I break off shutting my eyes,"I lost him Bex and I have to come to terms with the fact that we are over and he's-"

"Clara I don't know if you saw yourself yesterday." She says slowly,"I know you think you're this broken toy who can't do anything. But you're the strongest person I've ever met. You took all of Natalie's shit, you took your sisters shit and you stood right by Alec's side helping him every time he fucked up. I don't know how you did it Clara, but you never broke. You stood there, taking it all."

"You were like that for years Clara. You were indifferent and unattached." She says,"You just stood in your own little bubble."

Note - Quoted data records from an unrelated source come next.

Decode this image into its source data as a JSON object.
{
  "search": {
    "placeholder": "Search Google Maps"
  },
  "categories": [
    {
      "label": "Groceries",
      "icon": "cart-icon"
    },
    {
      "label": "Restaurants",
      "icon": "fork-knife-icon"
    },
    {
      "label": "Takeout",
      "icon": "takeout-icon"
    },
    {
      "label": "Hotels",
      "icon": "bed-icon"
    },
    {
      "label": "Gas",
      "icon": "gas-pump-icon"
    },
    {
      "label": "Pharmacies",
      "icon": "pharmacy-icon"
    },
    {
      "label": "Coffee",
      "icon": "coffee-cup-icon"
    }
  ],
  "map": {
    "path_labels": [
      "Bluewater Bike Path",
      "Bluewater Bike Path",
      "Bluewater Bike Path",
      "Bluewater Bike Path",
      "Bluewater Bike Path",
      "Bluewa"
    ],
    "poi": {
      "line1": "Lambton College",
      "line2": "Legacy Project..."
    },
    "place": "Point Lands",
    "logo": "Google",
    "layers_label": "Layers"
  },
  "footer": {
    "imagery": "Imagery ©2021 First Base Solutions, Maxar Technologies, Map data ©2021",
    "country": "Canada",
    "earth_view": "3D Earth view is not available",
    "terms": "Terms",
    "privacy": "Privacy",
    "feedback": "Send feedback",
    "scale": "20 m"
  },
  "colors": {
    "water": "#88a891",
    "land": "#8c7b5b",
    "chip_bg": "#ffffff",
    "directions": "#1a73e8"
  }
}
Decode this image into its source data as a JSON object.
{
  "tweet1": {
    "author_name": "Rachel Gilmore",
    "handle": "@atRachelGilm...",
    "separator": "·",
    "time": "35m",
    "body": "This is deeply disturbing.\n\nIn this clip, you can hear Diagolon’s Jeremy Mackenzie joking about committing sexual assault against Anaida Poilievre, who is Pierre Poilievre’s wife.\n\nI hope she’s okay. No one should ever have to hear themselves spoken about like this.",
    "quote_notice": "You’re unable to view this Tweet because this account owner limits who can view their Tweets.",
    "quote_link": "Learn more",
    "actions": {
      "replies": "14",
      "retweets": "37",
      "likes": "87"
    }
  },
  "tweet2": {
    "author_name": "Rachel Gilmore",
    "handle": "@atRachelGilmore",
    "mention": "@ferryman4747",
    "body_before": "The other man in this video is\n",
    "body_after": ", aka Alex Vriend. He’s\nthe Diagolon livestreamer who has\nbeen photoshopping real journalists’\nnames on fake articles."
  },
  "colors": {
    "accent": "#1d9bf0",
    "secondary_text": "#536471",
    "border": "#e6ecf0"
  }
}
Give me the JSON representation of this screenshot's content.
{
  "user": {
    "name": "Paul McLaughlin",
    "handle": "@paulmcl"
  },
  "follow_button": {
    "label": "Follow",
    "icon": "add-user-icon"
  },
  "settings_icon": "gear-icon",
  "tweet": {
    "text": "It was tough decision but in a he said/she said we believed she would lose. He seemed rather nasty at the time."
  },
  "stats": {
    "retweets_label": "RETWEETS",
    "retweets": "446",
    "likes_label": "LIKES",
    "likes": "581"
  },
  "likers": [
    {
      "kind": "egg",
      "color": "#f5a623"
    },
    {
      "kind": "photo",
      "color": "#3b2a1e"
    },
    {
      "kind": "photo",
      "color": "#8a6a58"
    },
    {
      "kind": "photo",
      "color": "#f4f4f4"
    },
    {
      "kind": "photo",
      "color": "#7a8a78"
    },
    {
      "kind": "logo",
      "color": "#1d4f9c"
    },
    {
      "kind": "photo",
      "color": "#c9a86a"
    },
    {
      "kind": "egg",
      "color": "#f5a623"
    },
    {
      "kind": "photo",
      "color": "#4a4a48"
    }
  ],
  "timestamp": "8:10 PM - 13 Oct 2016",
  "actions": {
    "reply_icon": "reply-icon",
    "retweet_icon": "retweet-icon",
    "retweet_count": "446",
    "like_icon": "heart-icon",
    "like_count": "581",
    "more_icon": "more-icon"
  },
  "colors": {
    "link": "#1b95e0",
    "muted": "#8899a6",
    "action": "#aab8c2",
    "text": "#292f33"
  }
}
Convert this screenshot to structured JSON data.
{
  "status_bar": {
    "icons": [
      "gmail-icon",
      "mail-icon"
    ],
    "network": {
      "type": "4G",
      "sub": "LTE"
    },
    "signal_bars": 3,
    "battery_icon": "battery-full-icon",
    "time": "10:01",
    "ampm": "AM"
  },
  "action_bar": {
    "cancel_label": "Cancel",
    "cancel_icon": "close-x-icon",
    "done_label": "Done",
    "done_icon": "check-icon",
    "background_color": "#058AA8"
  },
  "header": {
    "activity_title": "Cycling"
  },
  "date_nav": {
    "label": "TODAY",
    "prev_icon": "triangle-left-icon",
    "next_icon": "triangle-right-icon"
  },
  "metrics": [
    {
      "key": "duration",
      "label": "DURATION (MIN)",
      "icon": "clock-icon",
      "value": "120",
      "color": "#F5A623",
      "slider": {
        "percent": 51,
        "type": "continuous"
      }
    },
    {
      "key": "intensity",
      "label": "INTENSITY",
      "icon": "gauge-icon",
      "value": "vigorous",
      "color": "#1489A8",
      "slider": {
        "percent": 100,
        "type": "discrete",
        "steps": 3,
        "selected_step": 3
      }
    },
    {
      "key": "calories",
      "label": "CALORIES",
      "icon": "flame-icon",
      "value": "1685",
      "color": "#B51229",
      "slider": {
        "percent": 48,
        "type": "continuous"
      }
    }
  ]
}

"And then Jake came." She says,"And do you know the first time I saw that indifferent shell of yours crack. You were mad, you were excited and you were happy."

"Those years before I knew you, you were a robot, Clara."she says,"You would behave normally with us, but all your laughs and smiles were this half assed attempt that you used to put up trying to convince yourself that yeah, you could smile that you could show some sort of emotion. The only time you smiled was when you talked about Alec."